Los inventados (The Invented), open studio at Estudio Hospital, Guadalajara, Mexico. June 2021.

Curated by Caroline Montenat.

The eagle is a decorative and servile being. In its wings there is more heraldry than flight. (León Felipe)

Speaking about the male condition and its construction through popular culture was not at first sight, I think, the subject of the research conducted by Javier Fresneda (1).
However, the procedure operated by the artist and researcher, who is seeking to extirpate and caricaturize certain physical and symbolic elements taken from some
popular male characters, gave me the guidelines to understand this artistic production under this same premise.

My intention is to offer a reading of the works gathered in this exhibition insofar as they successfully make some points constituting an essay on masculinity; understood as
the study of deep and unconscious masculine patterns and archetypes that are revealed through the body (sexual attributes and reproductive functions), tales (myths,
ideals of virility) and the social behavior of gender (relationships with the masculine and feminine, and men’s education).

Based upon images of characters —real and fictional men dedicated to repressing themselves and supporting the toil of an imposed destiny— these artworks reconstitute in a caricatural and gestural way a typology of these violences exerted by combining stereotypical male figures: the king, deranged and doomed by the forced inbreeding of
their lineage; the woodsman, almost a beast of burden whose brutalized life is inevitably destined to suffer deficiencies; and the child-puppet, a continuous target of abuse and adult cynicism. From there, they protrude noses, deformed jaws, blue eyes, bones and meat (will they be from these characters or from a turkey?), which serve as matrices in an infinite combination.

It is important to note that Fresneda used as image archive the following pictorial and filmic works that belong to current popular Latin-American visual imagery: the cabinet
portraits of the kings of Spain (2) that commonly illustrate the colonial past of Ibero-America; Pinocchio’s main character as he is drawn in Walt Disney’s film (Dir. Ben Sharpsteen, 1940); and the character of Macario, the indigenous woodsman from the 1960 Mexican film (Dir. Roberto Gavaldón) masterfully personified by actor Ignacio López Tarso.

With all of this (I mean either a Spanish king, or Pinocchio or Macario), the virile ideal ends up being a tautology from which one cannot escape: in order to become a ‘real man’ one must overcome the adversities that are presented to him for the good and especially for the bad. There is no other way. “[…] the damage that comes with living by the man-toolbox rules is considerable.
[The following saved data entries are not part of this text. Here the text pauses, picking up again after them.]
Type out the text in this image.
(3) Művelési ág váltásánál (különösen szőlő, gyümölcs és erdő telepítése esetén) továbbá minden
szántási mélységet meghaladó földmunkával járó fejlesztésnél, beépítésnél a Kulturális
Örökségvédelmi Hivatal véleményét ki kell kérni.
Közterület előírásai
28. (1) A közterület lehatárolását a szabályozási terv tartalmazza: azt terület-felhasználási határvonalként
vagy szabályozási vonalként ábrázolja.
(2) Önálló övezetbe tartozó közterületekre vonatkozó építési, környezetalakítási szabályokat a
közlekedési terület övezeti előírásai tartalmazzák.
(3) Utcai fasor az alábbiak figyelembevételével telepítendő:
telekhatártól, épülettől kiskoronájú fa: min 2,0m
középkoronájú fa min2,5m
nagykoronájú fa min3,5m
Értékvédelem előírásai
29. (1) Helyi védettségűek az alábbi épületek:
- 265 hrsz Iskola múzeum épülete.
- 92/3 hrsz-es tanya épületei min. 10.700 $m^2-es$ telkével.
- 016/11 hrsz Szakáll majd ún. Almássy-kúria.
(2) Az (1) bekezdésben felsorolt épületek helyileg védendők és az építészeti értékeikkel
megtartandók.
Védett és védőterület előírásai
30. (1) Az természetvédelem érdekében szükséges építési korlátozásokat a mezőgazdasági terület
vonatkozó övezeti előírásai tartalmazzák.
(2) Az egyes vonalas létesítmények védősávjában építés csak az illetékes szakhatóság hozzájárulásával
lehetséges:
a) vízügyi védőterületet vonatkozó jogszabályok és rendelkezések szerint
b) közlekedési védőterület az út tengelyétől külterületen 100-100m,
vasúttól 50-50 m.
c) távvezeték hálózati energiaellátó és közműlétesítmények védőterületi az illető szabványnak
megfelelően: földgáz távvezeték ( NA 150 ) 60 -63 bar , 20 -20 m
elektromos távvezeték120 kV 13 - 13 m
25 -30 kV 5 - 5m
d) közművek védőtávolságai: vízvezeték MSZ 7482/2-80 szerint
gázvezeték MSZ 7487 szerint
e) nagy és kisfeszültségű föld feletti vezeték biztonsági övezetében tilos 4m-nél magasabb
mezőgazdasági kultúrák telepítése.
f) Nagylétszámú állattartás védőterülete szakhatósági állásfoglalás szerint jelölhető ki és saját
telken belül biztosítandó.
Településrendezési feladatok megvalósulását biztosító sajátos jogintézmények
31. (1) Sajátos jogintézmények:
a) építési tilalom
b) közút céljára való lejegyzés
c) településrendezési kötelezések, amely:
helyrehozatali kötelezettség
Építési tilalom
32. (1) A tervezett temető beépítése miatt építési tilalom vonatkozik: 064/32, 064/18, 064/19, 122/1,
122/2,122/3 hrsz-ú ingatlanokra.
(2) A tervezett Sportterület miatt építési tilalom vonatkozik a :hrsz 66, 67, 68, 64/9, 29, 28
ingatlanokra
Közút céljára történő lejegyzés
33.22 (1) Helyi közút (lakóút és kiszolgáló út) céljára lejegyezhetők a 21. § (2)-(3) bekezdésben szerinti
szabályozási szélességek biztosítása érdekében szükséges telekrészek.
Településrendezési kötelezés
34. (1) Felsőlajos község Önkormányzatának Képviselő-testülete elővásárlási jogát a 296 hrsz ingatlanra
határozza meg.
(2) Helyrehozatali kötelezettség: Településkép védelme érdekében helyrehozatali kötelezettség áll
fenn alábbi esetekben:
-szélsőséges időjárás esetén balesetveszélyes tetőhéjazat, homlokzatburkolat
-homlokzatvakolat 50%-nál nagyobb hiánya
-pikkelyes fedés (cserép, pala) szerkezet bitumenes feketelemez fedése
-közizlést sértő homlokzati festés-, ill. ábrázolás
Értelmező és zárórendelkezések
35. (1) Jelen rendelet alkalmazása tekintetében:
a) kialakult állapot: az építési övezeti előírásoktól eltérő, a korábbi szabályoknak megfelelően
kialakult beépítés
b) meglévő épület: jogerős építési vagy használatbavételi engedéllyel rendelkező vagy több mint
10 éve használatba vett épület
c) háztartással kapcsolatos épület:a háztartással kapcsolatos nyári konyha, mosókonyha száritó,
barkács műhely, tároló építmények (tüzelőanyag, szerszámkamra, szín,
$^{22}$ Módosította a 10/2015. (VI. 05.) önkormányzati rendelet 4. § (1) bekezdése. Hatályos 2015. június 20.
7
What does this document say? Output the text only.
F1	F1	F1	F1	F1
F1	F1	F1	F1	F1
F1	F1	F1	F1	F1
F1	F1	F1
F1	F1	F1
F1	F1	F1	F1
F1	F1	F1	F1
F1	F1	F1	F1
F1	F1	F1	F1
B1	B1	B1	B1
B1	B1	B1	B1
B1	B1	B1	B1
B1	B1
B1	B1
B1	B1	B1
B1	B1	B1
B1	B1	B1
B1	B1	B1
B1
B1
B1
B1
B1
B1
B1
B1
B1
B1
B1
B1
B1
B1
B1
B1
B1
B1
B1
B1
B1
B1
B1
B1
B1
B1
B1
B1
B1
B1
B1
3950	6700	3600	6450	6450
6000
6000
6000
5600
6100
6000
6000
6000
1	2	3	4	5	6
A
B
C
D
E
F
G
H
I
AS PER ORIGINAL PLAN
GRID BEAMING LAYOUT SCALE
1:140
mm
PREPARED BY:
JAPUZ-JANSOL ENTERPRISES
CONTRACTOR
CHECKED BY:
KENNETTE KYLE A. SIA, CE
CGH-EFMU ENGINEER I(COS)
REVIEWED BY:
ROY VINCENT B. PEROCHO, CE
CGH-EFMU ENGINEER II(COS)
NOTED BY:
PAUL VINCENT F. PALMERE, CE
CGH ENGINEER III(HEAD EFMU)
They even exceed the satisfaction that men can
get from successfully conforming to these norms, and thus being “real men.” (3)

Many studies have repeatedly pointed out to “violence (in its various expressions) as a faculty related to masculinity and its implicit implementation in boys, thus being repeated and accepted by society: “[…] Men build their identity on the axes of power and dominance that are, at the same time, a source of fear and pain for them. […] They learned that intimidation and fear are the resources to run authority which, at the same
time, keep them in the system of male privileges. […] From a sociocultural point of view, hegemonic societies have imposed their models of masculinity on the conquered,
who make efforts to reproduce them.” (4)

The drawings and sculptural pieces gathered here express the grotesqueness emerging from these male figures. The true fabric of the stories in which they are involved is woven with the ruin of the “real men”, of flesh and blood. Fresneda
invented, through the creation of templates, a method to unveil the monstrous and cruel facets that repeatedly mark these bodies. They are the same ones that reproduce
patterns difficult to understand or recognize, even when they appear to be as obvious as a red nose in the middle of the face.

This leads us, without a doubt, to a deep reflection on the power of images and stories that participate in the construction of identities of each gender and their deceptive

—Caroline Montenat, 2021


(1) This production stems from Fresneda’s doctoral research in Art History, Theory and Criticism Program of UCSD, University of California in San Diego (USA) and subsequent plastic explorations carried out by Fresneda since 2019. His work explores models of materiality, space and heritage through the production of prototypes, platforms and events.

(2) In particular, the portraits of Carlos V and II, Felipe II, III, and IV, in which the representation and increment of certain physical peculiarities are very obvious, such as the ‘Habsburg jaw’ or ‘the Hapsburg lip’.The Habsburgs, or Spanish royal family, was the most extended and documented experiment in inbreeding after 200 years of marriages between cousins, nieces, and aunts. Being the last king of the dynasty, Carlos II was its most infamous victim. Carlos II’s ancestry was so tangled that his “consanguinity coefficient” (a figure that reflects the proportion of identical inherited genes) was higher than if he had been engendered by two brothers.

(3) Heilman, B., Barker, G. y Harrison, A. (2017). La caja de la masculinidad: un estudio sobre lo que significa ser hombre joven en Estados Unidos, el Reino Unido y México. Washington DC y Londres: Promundo-US y Unilever.

(4) Una mirada a la construcción de la identidad masculina en hombres jóvenes de la Ciudad de México. Jorge García-Villanueva; Jonathan Callejo García; Isaura López Segura.